Whether you're a parent, a teacher, or both, Newspaper in Education offers tools for using The Columbus Dispatch to prepare children and teens for school and the future. To learn more click here.
Print your name. Cut each letter of your name from
The Columbus Dispatch and glue it below the corresponding
letter you printed.
Cut a capital and lower-case letter for each letter
of the alphabet from The Columbus Dispatch. Glue each
set of letters to a separate page to create an alphabet
book. Search the newspaper for pictures of items that
begin with each letter and glue them on the corresponding
page.
Ask an adult to help you print several color names
on paper. Look through The Columbus Dispatch for pictures
or print with those colors. Cut and paste them with
their matching color name.
Use the car ads in The Columbus Dispatch. Cut out
and paste on a sheet of paper several words used to
describe the car/truck/motorcycle you might like to
own some day. Draw a picture of that vehicle and use
the words you cut and pasted to write two sentences
to describe it.
Look through The Columbus Dispatch to find pictures
of ten objects you could find in your house. Divide
a paper into rooms in your house. Paste the objects
in the room in which one could find them in your house.
Who might use each item?
Find news photos that have captions or photo stories
with them. Cut them out and ask an adult to secretly
mark them and cut the photos from the articles. Scramble
the photos and articles and then try to rematch the
photos with the correct article.
In The Columbus Dispatch, find a news story. In the
lead or first paragraph, the most important facts are
given. As you are reading, look for the 5Ws and H -
the who, what, when, where, why and how of the story.

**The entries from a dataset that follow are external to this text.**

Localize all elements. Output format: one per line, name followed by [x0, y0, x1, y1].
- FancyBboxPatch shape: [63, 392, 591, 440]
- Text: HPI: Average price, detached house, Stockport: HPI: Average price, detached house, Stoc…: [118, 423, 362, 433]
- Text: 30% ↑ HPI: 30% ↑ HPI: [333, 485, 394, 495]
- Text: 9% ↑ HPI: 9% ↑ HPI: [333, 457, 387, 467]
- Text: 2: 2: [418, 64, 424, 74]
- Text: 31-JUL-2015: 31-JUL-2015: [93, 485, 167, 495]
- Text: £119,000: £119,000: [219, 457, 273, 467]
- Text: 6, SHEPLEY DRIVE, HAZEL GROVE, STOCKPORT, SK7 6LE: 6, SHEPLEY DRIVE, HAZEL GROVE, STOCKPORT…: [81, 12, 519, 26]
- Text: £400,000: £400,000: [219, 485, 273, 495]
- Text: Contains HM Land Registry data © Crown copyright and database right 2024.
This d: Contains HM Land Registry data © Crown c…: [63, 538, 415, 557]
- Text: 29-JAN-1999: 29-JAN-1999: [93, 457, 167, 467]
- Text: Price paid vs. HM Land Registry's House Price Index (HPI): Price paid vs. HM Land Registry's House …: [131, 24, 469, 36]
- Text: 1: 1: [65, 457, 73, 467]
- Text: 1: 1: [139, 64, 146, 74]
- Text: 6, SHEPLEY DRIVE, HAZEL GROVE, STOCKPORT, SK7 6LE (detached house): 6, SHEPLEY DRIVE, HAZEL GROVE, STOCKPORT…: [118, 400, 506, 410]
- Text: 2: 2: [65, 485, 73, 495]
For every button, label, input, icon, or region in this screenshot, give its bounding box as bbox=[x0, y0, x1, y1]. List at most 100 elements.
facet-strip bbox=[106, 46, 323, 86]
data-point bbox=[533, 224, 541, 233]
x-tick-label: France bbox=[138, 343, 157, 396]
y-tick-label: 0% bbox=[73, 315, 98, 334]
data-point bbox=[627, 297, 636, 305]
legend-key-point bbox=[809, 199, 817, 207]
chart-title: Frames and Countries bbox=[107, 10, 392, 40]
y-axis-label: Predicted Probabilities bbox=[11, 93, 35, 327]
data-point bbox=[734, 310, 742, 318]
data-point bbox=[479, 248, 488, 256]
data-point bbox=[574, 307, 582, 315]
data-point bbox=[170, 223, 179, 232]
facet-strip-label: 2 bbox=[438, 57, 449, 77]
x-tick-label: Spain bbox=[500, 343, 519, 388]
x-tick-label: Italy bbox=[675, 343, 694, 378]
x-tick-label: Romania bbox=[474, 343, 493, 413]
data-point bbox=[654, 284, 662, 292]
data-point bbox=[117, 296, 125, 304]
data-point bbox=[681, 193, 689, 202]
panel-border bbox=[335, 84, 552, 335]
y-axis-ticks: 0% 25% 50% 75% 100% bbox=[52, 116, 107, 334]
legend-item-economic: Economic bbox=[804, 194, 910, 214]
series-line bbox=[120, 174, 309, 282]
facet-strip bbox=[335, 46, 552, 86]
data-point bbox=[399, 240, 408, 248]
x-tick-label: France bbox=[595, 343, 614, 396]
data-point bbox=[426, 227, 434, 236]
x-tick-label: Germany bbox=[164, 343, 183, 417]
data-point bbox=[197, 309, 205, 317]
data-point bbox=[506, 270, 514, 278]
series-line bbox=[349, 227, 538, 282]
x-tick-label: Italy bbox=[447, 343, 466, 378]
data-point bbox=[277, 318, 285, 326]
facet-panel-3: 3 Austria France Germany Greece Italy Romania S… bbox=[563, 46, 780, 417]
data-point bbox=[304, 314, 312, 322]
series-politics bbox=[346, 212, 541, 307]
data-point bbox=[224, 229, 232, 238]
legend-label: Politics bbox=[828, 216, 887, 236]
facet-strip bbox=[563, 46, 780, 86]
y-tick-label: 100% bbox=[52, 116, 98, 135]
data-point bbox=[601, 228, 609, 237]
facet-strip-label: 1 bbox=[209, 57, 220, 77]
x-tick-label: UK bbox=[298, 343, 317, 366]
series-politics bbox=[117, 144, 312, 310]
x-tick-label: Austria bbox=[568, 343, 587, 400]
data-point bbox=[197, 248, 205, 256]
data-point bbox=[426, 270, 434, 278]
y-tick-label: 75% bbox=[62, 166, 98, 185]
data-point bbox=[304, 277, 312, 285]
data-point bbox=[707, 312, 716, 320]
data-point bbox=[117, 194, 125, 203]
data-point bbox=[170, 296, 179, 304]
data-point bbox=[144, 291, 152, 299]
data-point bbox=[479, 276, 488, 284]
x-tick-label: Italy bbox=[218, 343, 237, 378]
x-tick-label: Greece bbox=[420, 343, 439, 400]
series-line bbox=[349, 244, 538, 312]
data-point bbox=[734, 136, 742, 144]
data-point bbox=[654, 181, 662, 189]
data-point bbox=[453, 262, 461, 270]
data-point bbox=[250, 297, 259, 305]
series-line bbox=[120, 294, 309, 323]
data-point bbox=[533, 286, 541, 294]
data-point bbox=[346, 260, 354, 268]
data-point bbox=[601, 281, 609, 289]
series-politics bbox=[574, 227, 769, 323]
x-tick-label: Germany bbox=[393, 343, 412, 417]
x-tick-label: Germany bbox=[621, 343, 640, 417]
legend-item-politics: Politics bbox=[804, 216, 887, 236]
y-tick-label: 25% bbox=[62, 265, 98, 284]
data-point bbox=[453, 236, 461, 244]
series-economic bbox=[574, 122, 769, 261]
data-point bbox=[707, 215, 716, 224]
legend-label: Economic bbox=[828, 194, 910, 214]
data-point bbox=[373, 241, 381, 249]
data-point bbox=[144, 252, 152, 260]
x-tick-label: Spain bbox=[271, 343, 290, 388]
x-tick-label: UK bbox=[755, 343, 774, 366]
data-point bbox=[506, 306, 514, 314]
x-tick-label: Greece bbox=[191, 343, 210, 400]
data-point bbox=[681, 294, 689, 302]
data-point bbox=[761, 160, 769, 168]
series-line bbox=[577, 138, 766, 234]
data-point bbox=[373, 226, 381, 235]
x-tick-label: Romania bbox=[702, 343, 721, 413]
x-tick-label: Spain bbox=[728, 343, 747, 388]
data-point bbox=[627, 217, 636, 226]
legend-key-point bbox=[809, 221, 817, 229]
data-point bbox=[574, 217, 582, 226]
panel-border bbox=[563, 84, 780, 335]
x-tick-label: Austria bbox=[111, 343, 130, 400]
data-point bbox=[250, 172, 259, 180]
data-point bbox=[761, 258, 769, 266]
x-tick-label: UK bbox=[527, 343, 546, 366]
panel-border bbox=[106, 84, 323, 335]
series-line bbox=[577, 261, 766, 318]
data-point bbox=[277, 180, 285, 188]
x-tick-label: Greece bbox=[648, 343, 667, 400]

Circle, label, write, or discuss them as you locate
them.
Clip a lost and found ad from the newspaper. Add
to the information given and write a story describing
how the article was lost and what might happen next.
Ask an adult to take a comic strip from the daily or
Sunday comics of The Columbus Dispatch and cut it apart
into frames. Reassemble it in the correct sequence.
Could it be sequenced differently and still make sense?
Explain your reasons. Explain what clues you used to
find the correct sequence.
Look through a sports page. Circle many of the action
words. List ten of them and think of a word that has
the opposite meaning for each. What would a sports story
be like if it used the words you listed as opposites?